Todo Mundo Quase Morto
Onde: Netflix
Shaun (Simon Pegg, impagável) sai para comprar uma Coca-Cola e depara com as cenas de sempre: um carro com o pára-brisa quebrado, lixo espalhado pela calçada, gente caminhando trôpega pelo meio da rua. Enfim: uma típica manhã de domingo (em outras palavras, pós-bebedeira de sábado) em Londres. Como, então, Shaun poderia ter notado que a civilização acabou e os zumbis tomaram a cidade? Não poderia, claro.
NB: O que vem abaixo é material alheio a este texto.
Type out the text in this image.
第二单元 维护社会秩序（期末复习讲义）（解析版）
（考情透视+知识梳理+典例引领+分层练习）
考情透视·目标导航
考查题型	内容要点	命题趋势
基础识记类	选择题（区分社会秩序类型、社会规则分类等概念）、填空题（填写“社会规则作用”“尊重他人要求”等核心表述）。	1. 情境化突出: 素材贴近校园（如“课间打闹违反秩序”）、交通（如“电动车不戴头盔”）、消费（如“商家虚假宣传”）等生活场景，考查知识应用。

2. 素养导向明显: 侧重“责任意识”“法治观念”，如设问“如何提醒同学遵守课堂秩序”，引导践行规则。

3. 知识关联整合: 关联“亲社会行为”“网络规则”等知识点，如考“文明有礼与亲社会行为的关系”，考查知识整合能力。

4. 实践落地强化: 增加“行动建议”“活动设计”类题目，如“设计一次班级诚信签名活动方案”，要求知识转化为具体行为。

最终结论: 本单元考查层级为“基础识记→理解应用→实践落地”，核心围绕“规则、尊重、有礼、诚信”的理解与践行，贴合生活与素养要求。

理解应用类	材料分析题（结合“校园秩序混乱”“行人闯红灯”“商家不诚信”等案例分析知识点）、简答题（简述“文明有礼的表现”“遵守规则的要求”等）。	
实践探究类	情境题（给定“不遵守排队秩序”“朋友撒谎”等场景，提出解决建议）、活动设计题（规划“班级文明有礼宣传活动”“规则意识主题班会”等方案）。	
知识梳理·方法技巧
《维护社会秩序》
Todo Mundo Quase Morto pode parecer uma escolha estranha para esta lista, mas oferece uma hora e meia de descontração e é um desses momentos de genialidade do cinema inglês: uma comédia que satiriza, com amor, não só os filmes de zumbis – especificamente o ultraclássico O Despertar dos Mortos, de Goerge Romero –, mas a própria Inglaterra. Shaun e seus amigos, por exemplo, pensam, pensam e pensam numa alternativa de refúgio. E, claro, só conseguem ter uma ideia (a de sempre): o pub (no original americano, corria todo mundo para o shopping). A meio caminho, cruzam com outros sobreviventes. Todos ensanguentados, e carregando pás e tacos de críquete cobertos de fragmentos de zumbis, eles iniciam as apresentações: “Yvonne, como vai? Esta é minha mãe. E acho que você já conhece a minha namorada”. Seria surreal, se não fosse tão fiel à filosofia britânica de que desgraças devem ser aceitas graciosamente, e com o ar mais distraído possível. É paródia no seu mais engraçado e debochado – e mais cheio de vida.